Step 4: Controlled Access Using Numbered Cards
Vehicles arriving at the entry point receive a laminated numbered card
The reverse side of the card displays crossing rules in English, Maasai, and Swahili
Entry is granted strictly on a first-come, first-served basis
When the maximum capacity is reached, the chain is raised and new arrivals wait in a designated holding area
As vehicles leave, their card numbers are returned and reissued to waiting vehicles.
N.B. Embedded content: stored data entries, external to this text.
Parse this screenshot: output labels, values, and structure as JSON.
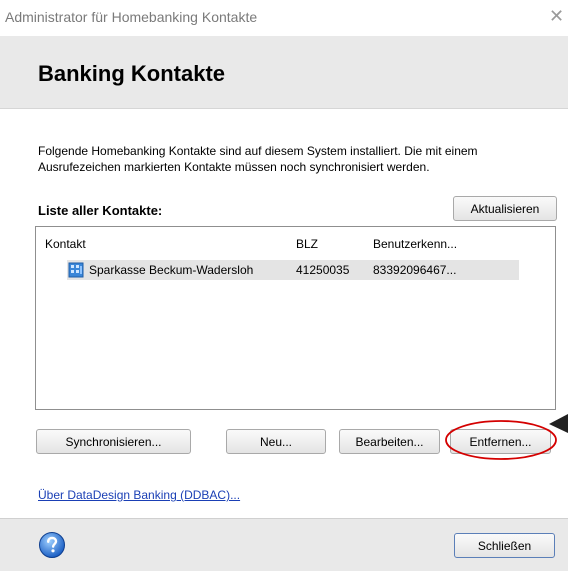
{
  "window": {
    "title": "Administrator für Homebanking Kontakte"
  },
  "header": {
    "title": "Banking Kontakte"
  },
  "intro": {
    "text": "Folgende Homebanking Kontakte sind auf diesem System installiert. Die mit einem Ausrufezeichen markierten Kontakte müssen noch synchronisiert werden."
  },
  "list": {
    "label": "Liste aller Kontakte:",
    "refresh_label": "Aktualisieren",
    "columns": [
      "Kontakt",
      "BLZ",
      "Benutzerkenn..."
    ],
    "rows": [
      {
        "name": "Sparkasse Beckum-Wadersloh",
        "blz": "41250035",
        "user": "83392096467..."
      }
    ]
  },
  "actions": {
    "sync_label": "Synchronisieren...",
    "new_label": "Neu...",
    "edit_label": "Bearbeiten...",
    "remove_label": "Entfernen..."
  },
  "about_link": "Über DataDesign Banking (DDBAC)...",
  "footer": {
    "close_label": "Schließen"
  },
  "icons": {
    "close": "close-icon",
    "bank": "bank-icon",
    "help": "help-icon"
  },
  "colors": {
    "header_bg": "#e9e9e9",
    "selection_bg": "#e4e4e4",
    "link": "#1a3fb5",
    "annotation_red": "#d40000"
  }
}
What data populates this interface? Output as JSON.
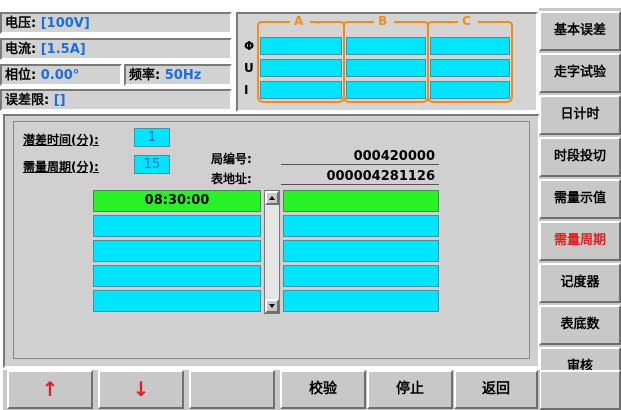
{
  "info": {
    "voltage_label": "电压:",
    "voltage_value": "[100V]",
    "current_label": "电流:",
    "current_value": "[1.5A]",
    "phase_label": "相位:",
    "phase_value": "0.00°",
    "freq_label": "频率:",
    "freq_value": "50Hz",
    "error_limit_label": "误差限:",
    "error_limit_value": "[]"
  },
  "vector_table": {
    "col_a": "A",
    "col_b": "B",
    "col_c": "C",
    "row_phi": "Φ",
    "row_u": "U",
    "row_i": "I"
  },
  "main": {
    "creep_time_label": "潜差时间(分):",
    "creep_time_value": "1",
    "demand_period_label": "需量周期(分):",
    "demand_period_value": "15",
    "bureau_no_label": "局编号:",
    "bureau_no_value": "000420000",
    "meter_addr_label": "表地址:",
    "meter_addr_value": "000004281126",
    "list_left": [
      "08:30:00",
      "",
      "",
      "",
      ""
    ],
    "list_right": [
      "",
      "",
      "",
      "",
      ""
    ]
  },
  "sidebar": {
    "items": [
      {
        "label": "基本误差"
      },
      {
        "label": "走字试验"
      },
      {
        "label": "日计时"
      },
      {
        "label": "时段投切"
      },
      {
        "label": "需量示值"
      },
      {
        "label": "需量周期"
      },
      {
        "label": "记度器"
      },
      {
        "label": "表底数"
      },
      {
        "label": "审核"
      }
    ],
    "active_index": 5
  },
  "bottom_bar": {
    "up_label": "↑",
    "down_label": "↓",
    "blank_label": "",
    "verify_label": "校验",
    "stop_label": "停止",
    "back_label": "返回"
  },
  "colors": {
    "cyan": "#00e5ff",
    "green": "#26f226",
    "value_blue": "#1a6fd8",
    "active_red": "#e02020",
    "arrow_red": "#e02020",
    "orange": "#f08c1e"
  }
}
This allows other cars the chance to try their luck at waiting for a potential crossing.
Step 5: Movement Rules During Crossings
Vehicles may change parking bays before animals begin crossing
Once animals begin crossing, no vehicle movement is permitted
Once a crossing has started, the entry chain will be raised (access to the area is now stopped) — no vehicles may join at this stage – they will only be allowed to enter if there are parking slots available and if there is a natural pause between crossings.
Rangers will be equipped with cameras to record and fine violations.
All vehicles must exit through the single controlled point, enabling monitoring and enforcement
Benefits of the System
1. Low cost to implement
2. Easy and quick to implement
3. No lasting damage – trenches can be filled in, rocks removed – if the system is deemed to have not worked.
4. Fair and transparent — no preferential treatment
5. Rewards patient, ethical guiding with the best viewing spots
6. Protects all wildlife entry/exit points at crossings
7. Easy monitoring — all vehicles pass through one checkpoint
8. Allows park management to set and adjust capacity at each site
9. Eliminates dangerous high-speed driving to secure positions
10. Simple rules that are easy for visitors to understand
Next Steps
Conduct site survey at Lookout Crossing
Use Google Earth to map proposed barriers, entry point, and parking layout – best to do this with physical cars and ensure each car spot is assured a good view of the river
Trial for one migration season (2026)
Monitor both vehicle behaviour and wildlife behaviour
Implement the same system on the other side of the river (Maasai Mara National Reserve).
Review results and, if successful, scale to other crossing points – each crossing point will require different trenches, different access points, and a different number of cars allocated.
With time, if this works, I believe you can use the same technology as modern city parking lot automated access booms. For example if they detect one parking space is available it allows one car to access through the automated boom.




Excellent ideas. How about a per vehicle fee for entrance, too? Would have to be paid in advance.